You and the Research Data Lifeycle

  1. Take another close look at the research data lifecycle. Does the cycle track how you have dealt with your data – or how you envision doing so? Do you think these steps actually form a cycle? Are there steps that you hadn’t fully considered? Do you think there are steps missing? If you now can see how your research data might have a “lifecycle,” will that change anything about your workflow going forward?
  • show solution
    1. Answers to these questions may vary depending upon how scholars conceive of the research process and how they collect and analyze data. One aspect you might question is the arrow from “long-term management” to “discovery and planning”. Do you see one research project tightly linked to the next in the way this arrow suggests? One aspect you might not have thought about before is long-term management of your data; had you considered the possibility of (someone) taking care of your data for years or decades? A core concern with the RDL model, particularly in the context of qualitative research, is that it has gaps and glosses over details. You can probably think of multiple steps you will take between any two steps in the model. Also, there is not always a neat distinction between planning, initial, and final data collection. You (will) likely also shift between planning your research (including data collection), carrying it out, and writing. And qualitative researchers often go back and forth between data and theory. The lifecycle doesn’t reflect any of these “back-and-forths”. When you’re planning your research, you should.

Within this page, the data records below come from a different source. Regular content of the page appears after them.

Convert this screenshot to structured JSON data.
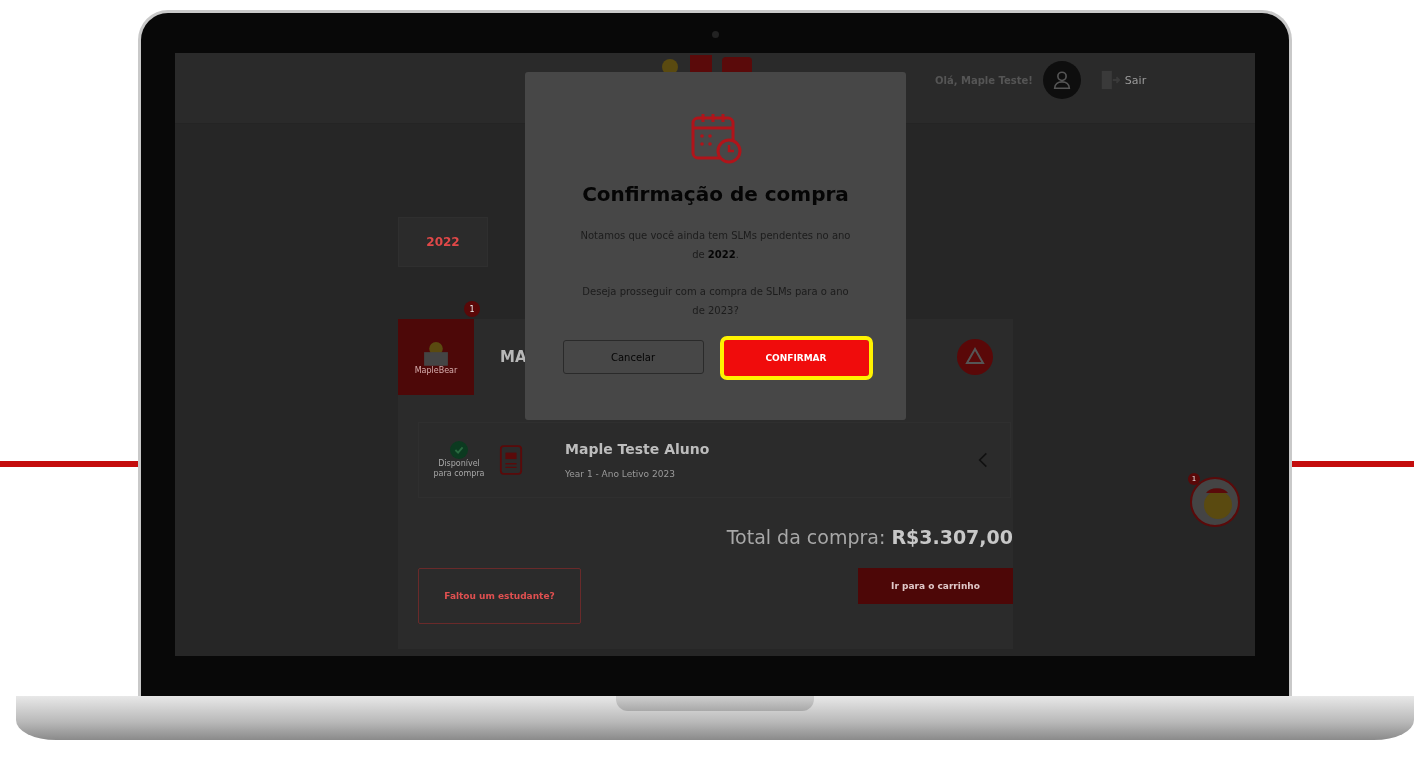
{
  "header": {
    "greeting": "Olá, Maple Teste!",
    "logout_label": "Sair"
  },
  "year_tab": {
    "label": "2022",
    "selected": true
  },
  "school_card": {
    "badge": "1",
    "logo_text": "MapleBear",
    "name": "MA"
  },
  "student": {
    "status": "Disponível para compra",
    "name": "Maple Teste Aluno",
    "detail": "Year 1 - Ano Letivo 2023"
  },
  "total": {
    "label": "Total da compra:",
    "amount": "R$3.307,00"
  },
  "buttons": [
    {
      "label": "Faltou um estudante?",
      "kind": "outline"
    },
    {
      "label": "Ir para o carrinho",
      "kind": "primary"
    }
  ],
  "chat": {
    "badge": "1"
  },
  "modal": {
    "title": "Confirmação de compra",
    "message": "Notamos que você ainda tem SLMs pendentes no ano de **2022**.",
    "question": "Deseja prosseguir com a compra de SLMs para o ano de 2023?",
    "buttons": [
      {
        "label": "Cancelar",
        "kind": "secondary",
        "highlighted": false
      },
      {
        "label": "CONFIRMAR",
        "kind": "primary",
        "highlighted": true
      }
    ]
  }
}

    Managing Research Data Through Their Lifecycle

    This course follows your research data through their lifecycle, discussing important data management tasks that you should carry out in every phase of the RDL. The rest of Module 1 focuses on the crucial planning stage: you learn how to write an effective data management plan (DMP), and how to craft a consent script for human participant research that will allow you to share your data. Module 2 focuses on managing your data while you are collecting them. You will learn how to document your data so that they are easy to use in the future. You will also be presented with some practical strategies for organizing your data and files, including naming conventions and back-up strategies. Finally, you will learn how to transform the raw data you collect, e.g., how to digitize documents or transcribe interviews. Module 3 addresses sharing your data safely and responsibly. Module 4 considers writing and publishing with qualitative data.

    Throughout this course, we will use a small image of the data lifecycle to locate in what phase you would carry out the tasks being discussed.